Any discussion of components involves quotation marks.

"A" = the first "section" of the "minuet" portion of the movement (i.e. up to the first repeat sign).

"B" = the second "section" of the "minuet" portion of the movement(i.e. from the first to the second repeat sign).

"C" = the first "section" of the "trio" portion of the movement (i.e. from the last repeat of the minuet to the first repeat sign of the trio).

"D" = the second "section" of the "trio" portion of the movement (i.e. from the first repeat sign of the trio to the last).

"E" & "F" = sections subsequent, and/or additional, to "A", "B", "C", "D".

The following are ways of thinking about the components, and are italicized.

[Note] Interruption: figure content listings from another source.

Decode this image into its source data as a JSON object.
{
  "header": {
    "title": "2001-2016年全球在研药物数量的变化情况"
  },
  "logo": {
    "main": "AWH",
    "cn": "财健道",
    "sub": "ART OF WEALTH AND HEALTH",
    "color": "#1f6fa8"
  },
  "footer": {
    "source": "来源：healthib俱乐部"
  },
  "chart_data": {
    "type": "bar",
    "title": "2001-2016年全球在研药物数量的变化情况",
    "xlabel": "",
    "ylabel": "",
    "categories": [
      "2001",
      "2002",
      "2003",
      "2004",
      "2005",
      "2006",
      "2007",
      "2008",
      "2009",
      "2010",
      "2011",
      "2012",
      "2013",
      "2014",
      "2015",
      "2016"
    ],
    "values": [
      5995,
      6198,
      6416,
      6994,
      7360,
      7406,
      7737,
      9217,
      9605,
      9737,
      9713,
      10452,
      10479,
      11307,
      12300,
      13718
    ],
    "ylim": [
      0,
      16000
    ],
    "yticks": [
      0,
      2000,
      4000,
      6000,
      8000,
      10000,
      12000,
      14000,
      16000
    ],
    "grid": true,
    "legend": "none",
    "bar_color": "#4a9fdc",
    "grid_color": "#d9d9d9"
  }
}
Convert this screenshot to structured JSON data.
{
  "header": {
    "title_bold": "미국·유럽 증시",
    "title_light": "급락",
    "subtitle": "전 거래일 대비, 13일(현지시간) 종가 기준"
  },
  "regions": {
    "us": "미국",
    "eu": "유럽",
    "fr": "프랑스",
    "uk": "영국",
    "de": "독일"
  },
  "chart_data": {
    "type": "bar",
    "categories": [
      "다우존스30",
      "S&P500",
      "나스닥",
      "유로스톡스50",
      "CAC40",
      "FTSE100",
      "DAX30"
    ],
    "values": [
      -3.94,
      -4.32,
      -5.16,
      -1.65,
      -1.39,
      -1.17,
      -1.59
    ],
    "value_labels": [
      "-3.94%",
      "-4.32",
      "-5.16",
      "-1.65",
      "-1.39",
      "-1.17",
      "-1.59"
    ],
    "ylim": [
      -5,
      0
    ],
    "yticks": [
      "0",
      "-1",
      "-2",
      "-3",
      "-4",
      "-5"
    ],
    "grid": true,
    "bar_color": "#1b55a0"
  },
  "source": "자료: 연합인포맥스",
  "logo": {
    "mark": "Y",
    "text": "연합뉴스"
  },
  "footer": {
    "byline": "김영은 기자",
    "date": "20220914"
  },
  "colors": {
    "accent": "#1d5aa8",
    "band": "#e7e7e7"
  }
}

"ML"(s) = Measure Length(s) (used in "A", "B", "C", etc.).

"S"(s) = Section(s); as in the total number of "A"s, "B"s etc. within an entire movement. These are usually "10-S" but there are also "7-S", "9-S", "11-S" and "14-S" .

"DL"(s) = Different Length(s); as in how many different lengths are used across "A", "B", "C", "D".

"W"(s) = Weight(s); a way to think about and to distinguish different arrangements of various "DL"s.


Any discussion of the juxtaposition of the major divisions involves BOLD.

M = the Minuet sections of the entire movement; i.e. normally "A" + "B".

T = the Trio sections of the entire movement; i.e. normally "C" + "D".

dC = the da Capo section.

TML = Total Measure Length (of an M or T).

PT = Partition Types i.e. how the total of an M (or a T) is partitioned.


A note of caution:

When refering to an entire movement, we say minuet movement, or more simply, movement. M ONLY refers to that part of the movement that occurs before the Trio.